This post was first published on Left Foot Forward on March 4th 2011
The stable door had been open for a good while before News Corporation tabled its bid for the 61 per cent of BSkyB it did not already own. News Corp already had a significant amount of power within the UK media and, on the face of it, increasing its stake in the satellite broadcaster seemed to consolidate rather than extend this power.
It achieved this position gradually, over the course of the few decades, and within the parameters of existing media regulation.
So by the time it tabled a bid last summer, given the regulatory framework that existed, there was only ever likely to be one outcome. This was made more likely still when the European Commission said in December that “it was confident this merger will not weaken competition in the United Kingdom”.
It is unlikely that, had the bid been referred to the Competition Commission, it would have come to a different conclusion.

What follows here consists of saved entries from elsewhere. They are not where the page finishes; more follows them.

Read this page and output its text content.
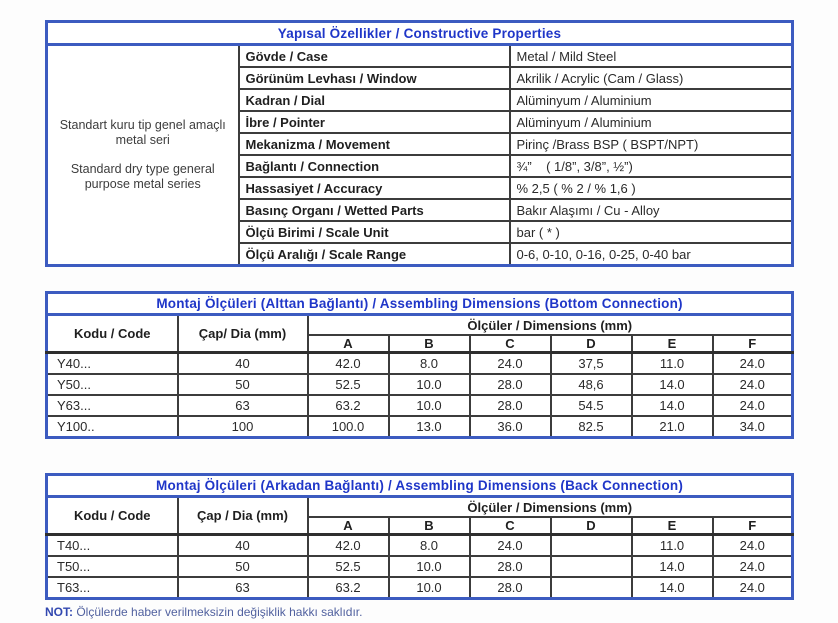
Yapısal Özellikler / Constructive Properties		

Standart kuru tip genel amaçlı metal seri
Standard dry type general purpose metal series	Gövde / Case	Metal / Mild Steel
	Görünüm Levhası / Window	Akrilik / Acrylic (Cam / Glass)
	Kadran / Dial	Alüminyum / Aluminium
	İbre / Pointer	Alüminyum / Aluminium
	Mekanizma / Movement	Pirinç /Brass BSP ( BSPT/NPT)
	Bağlantı / Connection	¾”    ( 1/8”, 3/8”, ½”)
	Hassasiyet / Accuracy	% 2,5 ( % 2 / % 1,6 )
	Basınç Organı / Wetted Parts	Bakır Alaşımı / Cu - Alloy
	Ölçü Birimi / Scale Unit	bar ( * )
	Ölçü Aralığı / Scale Range	0-6, 0-10, 0-16, 0-25, 0-40 bar
Montaj Ölçüleri (Alttan Bağlantı) / Assembling Dimensions (Bottom Connection)							
Kodu / Code	Çap/ Dia (mm)	Ölçüler / Dimensions (mm)					
		A	B	C	D	E	F
Y40...	40	42.0	8.0	24.0	37,5	11.0	24.0
Y50...	50	52.5	10.0	28.0	48,6	14.0	24.0
Y63...	63	63.2	10.0	28.0	54.5	14.0	24.0
Y100..	100	100.0	13.0	36.0	82.5	21.0	34.0
Montaj Ölçüleri (Arkadan Bağlantı) / Assembling Dimensions (Back Connection)							
Kodu / Code	Çap / Dia (mm)	Ölçüler / Dimensions (mm)					
		A	B	C	D	E	F
T40...	40	42.0	8.0	24.0		11.0	24.0
T50...	50	52.5	10.0	28.0		14.0	24.0
T63...	63	63.2	10.0	28.0		14.0	24.0
NOT: Ölçülerde haber verilmeksizin değişiklik hakkı saklıdır.
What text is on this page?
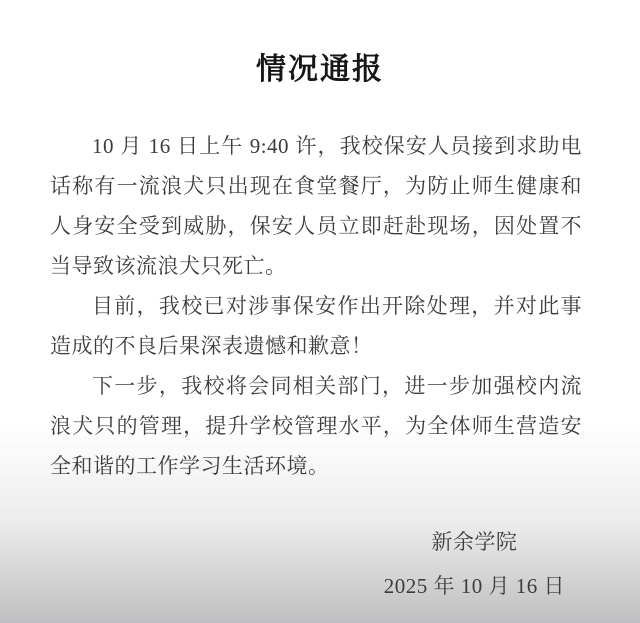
情况通报

10 月 16 日上午 9:40 许，我校保安人员接到求助电话称有一流浪犬只出现在食堂餐厅，为防止师生健康和人身安全受到威胁，保安人员立即赶赴现场，因处置不当导致该流浪犬只死亡。

目前，我校已对涉事保安作出开除处理，并对此事造成的不良后果深表遗憾和歉意！

下一步，我校将会同相关部门，进一步加强校内流浪犬只的管理，提升学校管理水平，为全体师生营造安全和谐的工作学习生活环境。

新余学院
2025 年 10 月 16 日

Ofcom admitted the limitations of existing regulation in its recommendation to the Secretary of State in January:
“The future market developments explored in this report suggest that the current statutory framework may no longer be equipped to achieve Parliament’s policy objective of ensuring sufficient plurality of media ownership.”
As a result, we can now look forward to a media near-duopoly in the UK – News Corp and the BBC. Not a great outcome for those who care about media plurality. The one positive repercussion – if one is looking for any positives from this decision – is that it will be an awful lot harder in future to shrink the BBC in such a Murdoch-dominated media world.
The law may now be changed – belatedly – to address the limitations Ofcom identified (though don’t hold your breath); meanwhile, the News Corp horse has galloped into the distance.